Casting a Struct to an Array [duplicate]

2020-04-14 07:23发布

问题:

This is an strict aliasing question, as in will the compiler cause any optimization order problems with this.

Say that I have three public floats in a struct XMFLOAT3 (not unlike this one.) And I want to cast to a float*. Will this land me in optimization trouble?

XMFLOAT3 foo = {1.0f, 2.0f, 3.0f};
auto bar = &foo.x;

bar[2] += 5.0f;
foo.z += 5.0f;
cout << foo.z;

I assume this will always print "13". But what about this code:

XMFLOAT3 foo = {1.0f, 2.0f, 3.0f};
auto bar = reinterpret_cast<float*>(&foo);

bar[2] += 5.0f;
foo.z += 5.0f;
cout << foo.z;

I believe this is legal because, according to http://en.cppreference.com/w/cpp/language/reinterpret_cast#Type_aliasing

T2 is an aggregate type or a union type which holds one of the aforementioned types as an element or non-static member (including, recursively, elements of subaggregates and non-static data members of the contained unions): this makes it safe to cast from the first member of a struct and from an element of a union to the struct/union that contains it.

Is my understanding of this correct?

Obviously this will become implementation dependent on the declaration of XMFLOAT3.

回答1:

The reinterpret_cast from XMFLOAT3* to float* is OK, due to:

9.2 [class.mem] paragraph 20:

If a standard-layout class object has any non-static data members, its address is the same as the address of its first non-static data member. Otherwise, its address is the same as the address of its first base class subobject (if any). [ Note: There might therefore be unnamed padding within a standard-layout struct object, but not at its beginning, as necessary to achieve appropriate alignment. — end note ]

That means the address of the first member is the address of the struct, and there's no aliasing involved when you access *bar because you're accessing a float through an lvalue of type float, which is fine.
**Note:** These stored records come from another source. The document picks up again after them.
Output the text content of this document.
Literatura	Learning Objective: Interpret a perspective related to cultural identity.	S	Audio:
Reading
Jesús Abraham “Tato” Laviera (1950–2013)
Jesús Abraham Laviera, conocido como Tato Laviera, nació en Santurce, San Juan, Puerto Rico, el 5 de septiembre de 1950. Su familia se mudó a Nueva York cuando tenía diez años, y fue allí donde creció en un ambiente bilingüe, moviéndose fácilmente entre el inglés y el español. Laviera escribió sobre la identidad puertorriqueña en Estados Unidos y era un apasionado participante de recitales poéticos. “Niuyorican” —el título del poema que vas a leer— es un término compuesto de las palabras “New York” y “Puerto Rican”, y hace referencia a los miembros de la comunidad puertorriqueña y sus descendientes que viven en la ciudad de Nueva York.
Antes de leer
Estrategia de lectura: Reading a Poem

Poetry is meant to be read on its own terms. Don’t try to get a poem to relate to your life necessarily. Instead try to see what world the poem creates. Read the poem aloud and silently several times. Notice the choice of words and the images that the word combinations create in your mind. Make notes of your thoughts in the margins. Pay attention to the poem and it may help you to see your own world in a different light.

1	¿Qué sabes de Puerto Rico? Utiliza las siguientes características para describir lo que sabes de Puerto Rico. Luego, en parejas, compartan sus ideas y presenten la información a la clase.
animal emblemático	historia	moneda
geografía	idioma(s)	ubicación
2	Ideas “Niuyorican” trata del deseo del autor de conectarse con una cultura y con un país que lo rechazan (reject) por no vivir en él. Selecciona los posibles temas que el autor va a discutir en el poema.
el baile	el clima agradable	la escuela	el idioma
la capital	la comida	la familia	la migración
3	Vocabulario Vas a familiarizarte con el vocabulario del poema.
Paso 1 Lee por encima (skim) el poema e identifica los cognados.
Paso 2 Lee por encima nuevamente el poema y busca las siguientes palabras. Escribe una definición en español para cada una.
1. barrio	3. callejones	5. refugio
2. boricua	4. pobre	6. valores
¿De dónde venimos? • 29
But the cast is also unnecessary, it's equivalent to the first version:

auto bar = &foo.x;

The expression bar[2] is only OK if there is no padding between the members of the struct, or more precisely, if the layout of the data members is the same as an array float[3], in which case 3.9.2 [basic.compound] paragraph 3 says it is OK:

A valid value of an object pointer type represents either the address of a byte in memory (1.7) or a null pointer (4.10). If an object of type T is located at an address A, a pointer of type cv T* whose value is the address A is said to point to that object, regardless of how the value was obtained.

In practice there is no reason that three adjacent non-static data members of the same type would not be laid out identically to an array (and I think the Itanium ABI guarantees it), but to be safe you could add:

 static_assert(sizeof(XMFLOAT3)==sizeof(float[3]),
     "XMFLOAT3 layout must be compatible with float[3]");

Or to be paranoid, or if there are just additional members after z:

 static_assert(offsetof(XMFLOAT3, y)==sizeof(float)
               && offsetof(XMFLOAT3, z)==sizeof(float)*2,
     "XMFLOAT3 layout must be compatible with float[3]");

Obviously this will become implementation dependent on the declaration of XMFLOAT3.
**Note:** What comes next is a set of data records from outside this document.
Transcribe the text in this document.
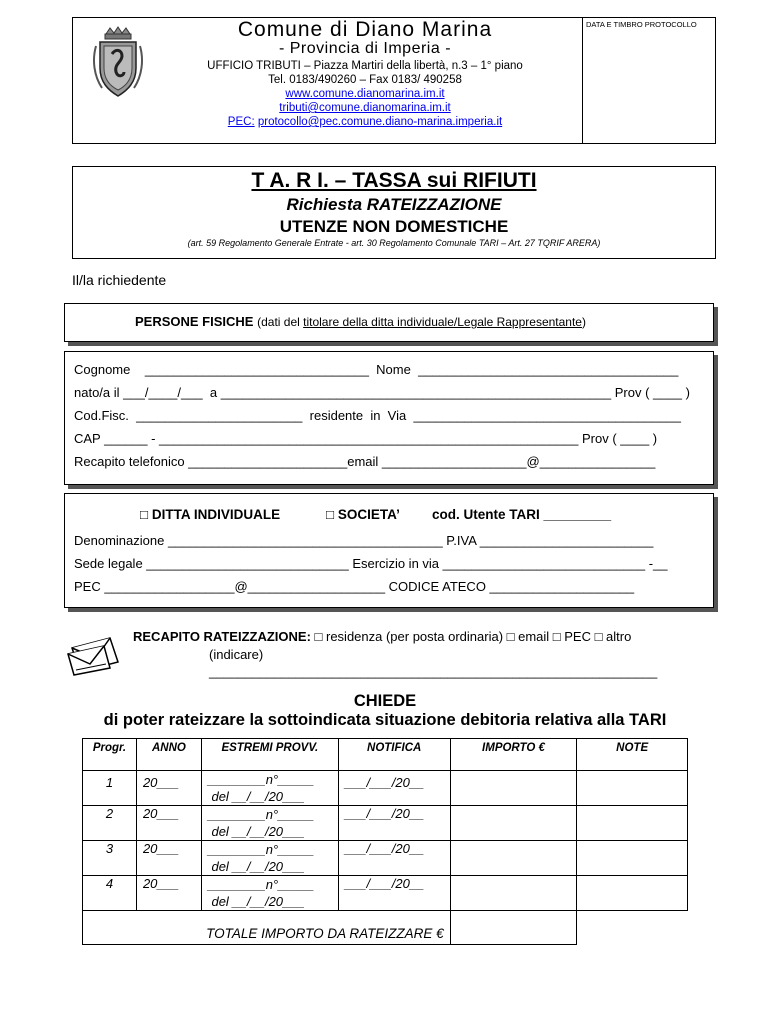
Comune di Diano Marina
- Provincia di Imperia -
UFFICIO TRIBUTI – Piazza Martiri della libertà, n.3 – 1° piano
Tel. 0183/490260 – Fax 0183/ 490258
www.comune.dianomarina.im.it
tributi@comune.dianomarina.im.it
PEC: protocollo@pec.comune.diano-marina.imperia.it
DATA E TIMBRO PROTOCOLLO
T A. R I. – TASSA sui RIFIUTI
Richiesta RATEIZZAZIONE
UTENZE NON DOMESTICHE
(art. 59 Regolamento Generale Entrate - art. 30 Regolamento Comunale TARI – Art. 27 TQRIF ARERA)
Il/la richiedente
PERSONE FISICHE (dati del titolare della ditta individuale/Legale Rappresentante)
Cognome    _______________________________  Nome  ____________________________________
nato/a il ___/____/___  a ______________________________________________________ Prov ( ____ )
Cod.Fisc.  _______________________  residente  in  Via  _____________________________________
CAP ______ - __________________________________________________________ Prov ( ____ )
Recapito telefonico ______________________email ____________________@________________
□ DITTA INDIVIDUALE	□ SOCIETA’ cod. Utente TARI _________
Denominazione ______________________________________ P.IVA ________________________
Sede legale ____________________________ Esercizio in via ____________________________ -__
PEC __________________@___________________ CODICE ATECO ____________________
RECAPITO RATEIZZAZIONE: □ residenza (per posta ordinaria) □ email □ PEC □ altro
(indicare)
______________________________________________________________
CHIEDE
di poter rateizzare la sottoindicata situazione debitoria relativa alla TARI
Progr.	ANNO	ESTREMI PROVV.	NOTIFICA	IMPORTO €	NOTE
1	20___	________n°_____
del __/__/20___	___/___/20__		
2	20___	________n°_____
del __/__/20___	___/___/20__		
3	20___	________n°_____
del __/__/20___	___/___/20__		
4	20___	________n°_____
del __/__/20___	___/___/20__		
TOTALE IMPORTO DA RATEIZZARE €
Yes, it relies on it being a standard-layout class type, and on the order and type of its data members.



回答2:

It's completely valid; this has nothing to do with strict aliasing whatsoever.

Strict aliasing rules require that pointers aliasing each other have compatible types;
clearly, float* is compatible with float*.



回答3:

Consider a reasonably smart compiler:

XMFLOAT3 foo = {1.0f, 2.0f, 3.0f}; 
auto bar = &foo.x;

bar[2] += 5.0f;
foo.z += 5.0f; // Since no previous expression referenced .z, I know .z==8.0
cout << foo.z; // So optimize this to a hardcoded cout << 8.0f

Replacing variable accesses and operations by known results is a common optimization. Here the optimizer sees three uses of .z : the initial assignment, the increment and the final use. It can trivially determine the values at these three points, and substitute those.

Because struct members cannot overlap (unlike unions), bar which is derived from .x cannot overlap .z so .bar[2] cannot affect .z.

As you see, a perfectly normal optimizer can produce the "wrong" result.